As a Nobel Laureate, Bragg was involved with nominating candidates for Nobel Prizes, and Hunter gives an intriguing account of the behind-the-scenes activities that led to the awards in 1962 of the Nobel Prize in Chemistry to John Kendrew and Max Perutz, and the prize in Physiology or Medicine to Francis Crick, James Watson and Maurice Wilkins. This was a clear triumph for Bragg's Cambridge group. As Hunter says, Bragg seems to have found Crick something of an irritant in Cambridge – Crick had a penetrating voice and Bragg complained that `he makes my ears buzz'. Perhaps Bragg gave Crick insufficient credit for the crucial realization that the symmetry of the DNA unit cell showed that the molecule had to have two anti-parallel chains; maybe Bragg thought it was obvious, but the significance had escaped other workers.
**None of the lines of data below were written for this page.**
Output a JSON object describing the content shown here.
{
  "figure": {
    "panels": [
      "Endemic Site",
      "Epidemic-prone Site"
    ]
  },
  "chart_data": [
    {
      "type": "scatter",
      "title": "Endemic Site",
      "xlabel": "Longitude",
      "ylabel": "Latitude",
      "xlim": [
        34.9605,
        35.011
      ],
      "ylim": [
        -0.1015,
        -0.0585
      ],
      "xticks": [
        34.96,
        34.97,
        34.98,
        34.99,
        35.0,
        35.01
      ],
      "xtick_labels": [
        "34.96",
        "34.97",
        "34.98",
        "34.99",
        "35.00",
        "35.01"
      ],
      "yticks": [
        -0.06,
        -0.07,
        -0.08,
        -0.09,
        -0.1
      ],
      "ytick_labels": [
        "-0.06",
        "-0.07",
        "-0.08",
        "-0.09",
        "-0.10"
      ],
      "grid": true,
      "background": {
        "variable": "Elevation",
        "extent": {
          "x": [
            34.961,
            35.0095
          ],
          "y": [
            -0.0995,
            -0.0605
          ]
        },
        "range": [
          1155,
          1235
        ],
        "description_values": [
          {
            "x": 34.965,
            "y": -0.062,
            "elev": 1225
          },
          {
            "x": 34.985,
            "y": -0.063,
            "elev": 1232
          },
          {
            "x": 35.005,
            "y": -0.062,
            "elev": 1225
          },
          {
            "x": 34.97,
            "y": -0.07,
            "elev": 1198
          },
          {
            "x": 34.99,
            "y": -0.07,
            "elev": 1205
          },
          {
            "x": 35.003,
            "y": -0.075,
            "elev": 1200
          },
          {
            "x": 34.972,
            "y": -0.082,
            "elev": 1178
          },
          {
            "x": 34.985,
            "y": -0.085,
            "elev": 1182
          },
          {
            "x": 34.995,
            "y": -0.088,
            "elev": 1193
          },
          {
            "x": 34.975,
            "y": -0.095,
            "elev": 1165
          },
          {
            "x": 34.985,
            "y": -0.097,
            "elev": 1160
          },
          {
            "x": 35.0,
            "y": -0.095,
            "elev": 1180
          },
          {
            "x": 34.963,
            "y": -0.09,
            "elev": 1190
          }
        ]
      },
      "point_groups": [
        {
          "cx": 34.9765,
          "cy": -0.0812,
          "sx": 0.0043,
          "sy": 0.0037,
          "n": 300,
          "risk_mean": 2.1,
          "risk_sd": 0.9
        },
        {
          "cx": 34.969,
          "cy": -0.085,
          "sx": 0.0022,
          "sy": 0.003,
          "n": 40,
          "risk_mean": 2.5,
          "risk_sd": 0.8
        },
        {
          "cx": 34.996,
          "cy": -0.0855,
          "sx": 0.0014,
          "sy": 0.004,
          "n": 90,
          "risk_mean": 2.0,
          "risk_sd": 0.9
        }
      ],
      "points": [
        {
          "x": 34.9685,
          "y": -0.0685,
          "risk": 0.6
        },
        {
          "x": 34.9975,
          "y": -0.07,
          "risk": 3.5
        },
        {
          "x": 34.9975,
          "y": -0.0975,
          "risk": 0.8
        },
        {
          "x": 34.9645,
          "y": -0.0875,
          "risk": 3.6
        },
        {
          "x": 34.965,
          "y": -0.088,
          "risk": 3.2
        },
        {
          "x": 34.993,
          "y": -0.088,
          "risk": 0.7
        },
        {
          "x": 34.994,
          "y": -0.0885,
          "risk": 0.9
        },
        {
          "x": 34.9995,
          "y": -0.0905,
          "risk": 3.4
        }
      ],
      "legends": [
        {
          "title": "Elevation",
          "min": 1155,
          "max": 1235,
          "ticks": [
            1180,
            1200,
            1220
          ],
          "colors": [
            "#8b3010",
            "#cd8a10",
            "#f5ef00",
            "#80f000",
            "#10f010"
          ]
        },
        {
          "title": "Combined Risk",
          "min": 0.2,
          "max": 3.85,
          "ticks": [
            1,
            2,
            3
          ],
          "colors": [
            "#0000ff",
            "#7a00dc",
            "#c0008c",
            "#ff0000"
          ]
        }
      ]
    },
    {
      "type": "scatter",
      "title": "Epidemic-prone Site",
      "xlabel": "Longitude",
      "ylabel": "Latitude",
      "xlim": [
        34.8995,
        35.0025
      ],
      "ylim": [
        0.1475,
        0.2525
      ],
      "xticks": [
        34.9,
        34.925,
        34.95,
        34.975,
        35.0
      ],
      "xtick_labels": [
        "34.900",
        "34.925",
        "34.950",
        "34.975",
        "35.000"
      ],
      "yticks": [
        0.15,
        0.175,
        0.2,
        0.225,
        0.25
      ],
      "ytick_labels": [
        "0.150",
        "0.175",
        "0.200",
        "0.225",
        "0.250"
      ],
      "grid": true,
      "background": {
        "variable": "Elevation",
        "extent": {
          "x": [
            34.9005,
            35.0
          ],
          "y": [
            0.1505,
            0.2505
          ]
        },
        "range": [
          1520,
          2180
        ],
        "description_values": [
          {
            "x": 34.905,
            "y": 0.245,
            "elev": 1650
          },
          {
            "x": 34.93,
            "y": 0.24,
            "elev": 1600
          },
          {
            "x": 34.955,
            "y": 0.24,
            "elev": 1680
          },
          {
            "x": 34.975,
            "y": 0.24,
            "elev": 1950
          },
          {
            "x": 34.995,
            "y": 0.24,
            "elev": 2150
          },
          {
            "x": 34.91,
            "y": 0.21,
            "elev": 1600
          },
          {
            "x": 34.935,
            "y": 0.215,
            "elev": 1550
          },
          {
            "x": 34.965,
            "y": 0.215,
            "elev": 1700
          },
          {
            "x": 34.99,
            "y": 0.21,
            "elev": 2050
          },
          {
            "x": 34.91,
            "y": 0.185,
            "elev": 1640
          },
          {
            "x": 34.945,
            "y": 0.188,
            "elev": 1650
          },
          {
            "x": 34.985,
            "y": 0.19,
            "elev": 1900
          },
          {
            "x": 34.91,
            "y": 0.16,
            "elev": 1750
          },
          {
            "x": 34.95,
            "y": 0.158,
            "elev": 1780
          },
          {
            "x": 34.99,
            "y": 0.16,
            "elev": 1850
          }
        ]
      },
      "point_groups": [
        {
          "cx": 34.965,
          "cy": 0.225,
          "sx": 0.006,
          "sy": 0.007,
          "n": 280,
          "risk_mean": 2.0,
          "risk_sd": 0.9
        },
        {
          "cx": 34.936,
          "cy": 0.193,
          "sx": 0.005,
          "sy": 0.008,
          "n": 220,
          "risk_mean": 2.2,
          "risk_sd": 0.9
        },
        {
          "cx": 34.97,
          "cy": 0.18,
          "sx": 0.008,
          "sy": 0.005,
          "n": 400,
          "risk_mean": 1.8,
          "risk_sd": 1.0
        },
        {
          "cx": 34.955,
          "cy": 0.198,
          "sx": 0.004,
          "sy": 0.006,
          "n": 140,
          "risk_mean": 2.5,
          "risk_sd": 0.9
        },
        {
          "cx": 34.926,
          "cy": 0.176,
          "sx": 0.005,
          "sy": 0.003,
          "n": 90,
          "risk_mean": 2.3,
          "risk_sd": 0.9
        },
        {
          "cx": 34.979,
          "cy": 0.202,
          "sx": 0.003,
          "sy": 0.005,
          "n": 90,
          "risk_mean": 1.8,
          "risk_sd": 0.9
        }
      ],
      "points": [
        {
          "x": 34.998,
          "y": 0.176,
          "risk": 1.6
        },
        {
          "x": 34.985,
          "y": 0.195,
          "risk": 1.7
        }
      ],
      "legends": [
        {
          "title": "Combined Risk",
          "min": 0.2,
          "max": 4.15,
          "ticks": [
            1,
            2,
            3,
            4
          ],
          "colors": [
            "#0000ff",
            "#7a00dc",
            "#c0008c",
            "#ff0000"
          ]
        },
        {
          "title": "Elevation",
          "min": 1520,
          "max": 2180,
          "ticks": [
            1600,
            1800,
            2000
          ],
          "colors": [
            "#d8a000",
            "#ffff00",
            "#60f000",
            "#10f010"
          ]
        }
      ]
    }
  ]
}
During his professional lifetime, Bragg had been responsible for the birth of X-ray crystallography and had seen its applications grow from the smallest inorganic compounds through to the structures of biological macromolecules and macromolecular assemblies such as viruses and muscle. Despite his dislike of administration, he had been involved with setting up the X-ray Analysis Group of the UK Institute of Physics, and then in 1948 of the International Union of Crystallography, of which he was the first President.

A couple of years after his arrival in Manchester, Bragg married Alice Hopkinson; the marriage was remarkably successful, her outgoing personality compensating for his reserved character, and her strength supporting him through difficult times. Graeme Hunter's biography skilfully interweaves detailed discussions of the scientific problems that he faced and how he solved them with accounts of the family circle, their travels at home and abroad and their interactions with their very wide circle of friends.

Having known Bragg, I was delighted to read Hunter's account, which succeeds in bringing him to life, contrasting the leaps of imagination with which he solved a succession of scientific problems with his `ordinariness' and humility, as shown by his readiness to talk to juniors as equals and his clear enjoyment of lecturing to children. This first biography of Bragg is an excellent read.